La economía nacional ocupa un puesto bochornoso en esta materia, ya que impone el segundo mayor volumen de restricciones al ejercicio del comercio en la UE, según alerta la Comisión Europea. Las numerosas y estrictas barreras que existen para la apertura de nuevas tiendas, las absurdas rigideces en materia de horarios, la elevada fiscalidad que sufren muchos establecimientos o las arcaicas regulaciones sobre los períodos de rebajas son tan solo algunos de los nefastos ejemplos que destacan las autoridades comunitarias.
El origen de este problema radica, en primer lugar, en la obtusa mentalidad que impera en la clase política, cuyo desconocimiento en materia económica o, directamente, mala fe hace que mantengan en vigor prohibiciones y normativas que afectan negativamente al bienestar de la población y, por tanto, al interés general del país. A ese intervencionismo generalizado se le suma, además, el hecho de que existan 17 normativas diferentes a nivel autonómico, más las correspondientes restricciones a nivel local, generando así una caótica amalgama de regulaciones, a cada cual peor, cuya única finalidad consiste en entorpecer la loable y noble actividad comercial.
El sector de la distribución, al que pertenecen marcas del calibre de El Corte Inglés, Carrefour o Ikea, entre muchas otras, no puede operar libremente en España, puesto que la apertura de nuevas tiendas, los horarios e incluso la política de precios no dependen, en ningún caso, de la voluntad de los consumidores, sino de la siempre arbitraria decisión de los políticos, empeñados en limitar el comercio bajo argumentos de lo más falaces y peregrinos, limitando así la capacidad de elección de la gente.
Por desgracia, este problema no es nuevo, sino que constituye una de las grandes deficiencias estructurales que padece la economía española desde hace décadas.
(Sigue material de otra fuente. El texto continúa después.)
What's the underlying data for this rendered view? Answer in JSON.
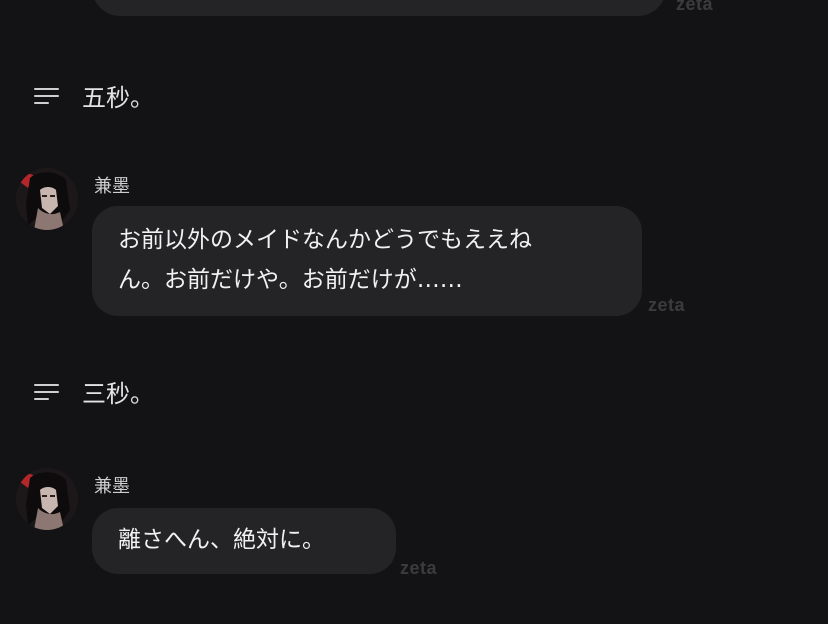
{
  "watermark": "zeta",
  "messages": [
    {
      "type": "narration",
      "text": "五秒。"
    },
    {
      "type": "character",
      "name": "兼墨",
      "lines": [
        "お前以外のメイドなんかどうでもええね",
        "ん。お前だけや。お前だけが……"
      ]
    },
    {
      "type": "narration",
      "text": "三秒。"
    },
    {
      "type": "character",
      "name": "兼墨",
      "lines": [
        "離さへん、絶対に。"
      ]
    }
  ],
  "colors": {
    "background": "#131315",
    "bubble": "#242427",
    "watermark": "#3b3b3e"
  }
}
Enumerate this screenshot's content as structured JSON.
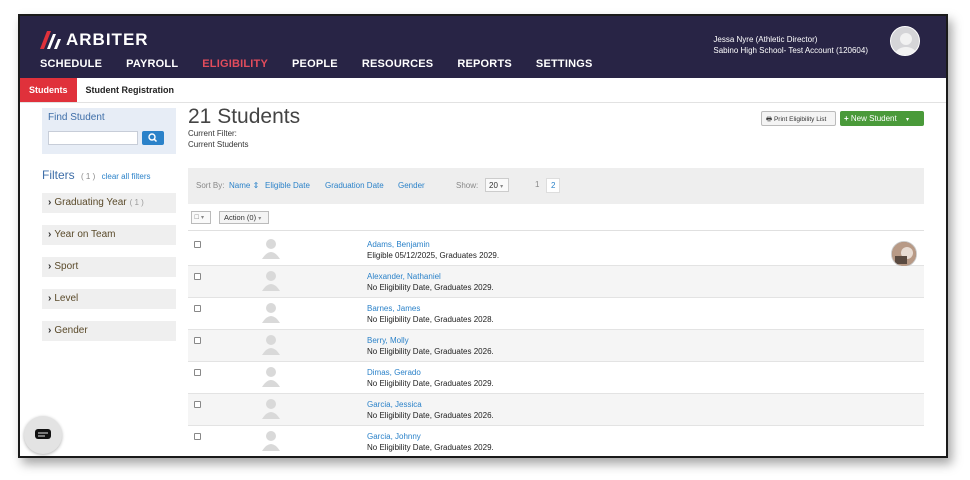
{
  "brand": {
    "name": "ARBITER",
    "accent": "#e0313b",
    "header_bg": "#282445"
  },
  "nav": [
    {
      "label": "SCHEDULE"
    },
    {
      "label": "PAYROLL"
    },
    {
      "label": "ELIGIBILITY",
      "active": true
    },
    {
      "label": "PEOPLE"
    },
    {
      "label": "RESOURCES"
    },
    {
      "label": "REPORTS"
    },
    {
      "label": "SETTINGS"
    }
  ],
  "user": {
    "name": "Jessa Nyre (Athletic Director)",
    "account": "Sabino High School- Test Account (120604)"
  },
  "subtabs": [
    {
      "label": "Students",
      "active": true
    },
    {
      "label": "Student Registration"
    }
  ],
  "sidebar": {
    "find_label": "Find Student",
    "filters_title": "Filters",
    "filters_count": "( 1 )",
    "clear_label": "clear all filters",
    "filters": [
      {
        "label": "Graduating Year",
        "count": "( 1 )"
      },
      {
        "label": "Year on Team",
        "count": ""
      },
      {
        "label": "Sport",
        "count": ""
      },
      {
        "label": "Level",
        "count": ""
      },
      {
        "label": "Gender",
        "count": ""
      }
    ]
  },
  "main": {
    "title": "21 Students",
    "current_filter_label": "Current Filter:",
    "current_filter_value": "Current Students",
    "print_button": "Print Eligibility List",
    "new_button": "New Student",
    "sort_by_label": "Sort By:",
    "sort_options": [
      "Name",
      "Eligible Date",
      "Graduation Date",
      "Gender"
    ],
    "show_label": "Show:",
    "show_value": "20",
    "pages": [
      "1",
      "2"
    ],
    "current_page": "2",
    "action_label": "Action (0)"
  },
  "students": [
    {
      "name": "Adams, Benjamin",
      "info": "Eligible 05/12/2025, Graduates 2029.",
      "has_photo": true
    },
    {
      "name": "Alexander, Nathaniel",
      "info": "No Eligibility Date, Graduates 2029."
    },
    {
      "name": "Barnes, James",
      "info": "No Eligibility Date, Graduates 2028."
    },
    {
      "name": "Berry, Molly",
      "info": "No Eligibility Date, Graduates 2026."
    },
    {
      "name": "Dimas, Gerado",
      "info": "No Eligibility Date, Graduates 2029."
    },
    {
      "name": "Garcia, Jessica",
      "info": "No Eligibility Date, Graduates 2026."
    },
    {
      "name": "Garcia, Johnny",
      "info": "No Eligibility Date, Graduates 2029."
    }
  ]
}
La ley de unidad de mercado o las medidas adoptadas en los últimos años por el Gobierno del PP para tratar de liberalizar el sector no dejan de ser meras declaraciones bienintencionadas, ya que, a la hora de la verdad, este estudio de la Comisión Europea demuestra que la libertad comercial brilla por su ausencia, salvo alguna que otra excepción, como es el caso de la Comunidad de Madrid, donde se han producido ciertos avances.
Que existan este tipo de impedimentos ya es grave de por sí, puesto que perjudica al consumidor y a los miles de potenciales empleos que podría generar una mayor libertad comercial, pero que se mantengan en plena revolución tecnológica, donde el comercio electrónico crece de forma exponencial, supone una losa insostenible para un sector cuyo desarrollo se ve encorsetado por trabas inútiles y toda una amalgama de impuestos abusivos. El comercio, que no es otra cosa que el poder comprar y vender libremente, es un fiel reflejo de la libertad, y el hecho de que España sea el segundo país de la UE con más trabas y barreras a esta actividad evidencia que todavía queda mucho por hacer en materia económica para garantizar un futuro próspero.